如何使用Python提取Excel工作簿中链接的Excel文件？

Question

我有一个 Excel 工作簿，其中一些工作表包含保险计划详细信息的文本/表格中的数据，一些工作表包含详细信息的图像/屏幕截图，一些工作表包含链接的 Excel 文件（作为对象插入）。

使用Python如何迭代每个工作表，如果有链接的Excel文件我想将它们存储在另一个目录中？

我尝试了这段代码：

import os
import shutil
import pathlib
import zipfile
import openpyxl
import re

def extract_linked_excel_files(path, output_folder_name='extracted_excel_files'):
    """
    Extracts linked Excel files from an Excel file and stores them in a single folder.

    Args:
        path (pathlib.Path or str): Excel file path.
        output_folder_name (str): Name of the folder to store the extracted Excel files.
            Defaults to 'extracted_excel_files'.

    Returns:
        new_paths (list[pathlib.Path]): List of paths to the extracted Excel files.
    """
    # Convert path to pathlib.Path if it's a string
    if isinstance(path, str):
        path = pathlib.Path(path)

    # Check if the file has the '.xlsx' extension
    if path.suffix != '.xlsx':
        raise ValueError('Path must be an xlsx file')
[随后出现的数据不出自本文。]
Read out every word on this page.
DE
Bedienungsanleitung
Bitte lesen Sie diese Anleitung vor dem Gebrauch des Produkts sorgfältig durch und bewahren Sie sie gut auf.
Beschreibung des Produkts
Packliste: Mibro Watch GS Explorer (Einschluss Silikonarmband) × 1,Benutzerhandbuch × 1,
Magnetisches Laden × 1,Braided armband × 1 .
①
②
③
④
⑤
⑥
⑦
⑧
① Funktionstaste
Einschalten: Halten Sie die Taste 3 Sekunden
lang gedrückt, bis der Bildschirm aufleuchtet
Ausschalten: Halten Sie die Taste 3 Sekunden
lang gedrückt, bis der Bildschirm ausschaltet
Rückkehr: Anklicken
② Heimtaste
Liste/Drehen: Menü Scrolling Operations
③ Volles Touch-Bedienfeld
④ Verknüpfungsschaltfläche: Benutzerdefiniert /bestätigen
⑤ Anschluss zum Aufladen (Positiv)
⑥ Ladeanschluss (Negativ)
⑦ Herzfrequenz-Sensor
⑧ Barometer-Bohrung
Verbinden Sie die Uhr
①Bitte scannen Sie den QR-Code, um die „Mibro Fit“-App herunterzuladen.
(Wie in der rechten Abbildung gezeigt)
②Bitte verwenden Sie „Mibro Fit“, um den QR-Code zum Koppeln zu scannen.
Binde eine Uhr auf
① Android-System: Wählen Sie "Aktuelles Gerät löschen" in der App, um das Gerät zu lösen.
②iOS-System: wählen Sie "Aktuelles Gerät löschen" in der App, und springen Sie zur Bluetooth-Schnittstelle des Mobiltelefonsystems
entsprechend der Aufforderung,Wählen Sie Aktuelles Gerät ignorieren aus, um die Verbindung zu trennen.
    # Extract the filename (excluding the extension) using .stem
    name = path.stem

    # Create a new folder for the extracted Excel files
    output_folder = path.parent / output_folder_name
    output_folder.mkdir(exist_ok=True)  # Create folder if it doesn't exist

    # Open the workbook
    workbook = openpyxl.load_workbook(path, read_only=True)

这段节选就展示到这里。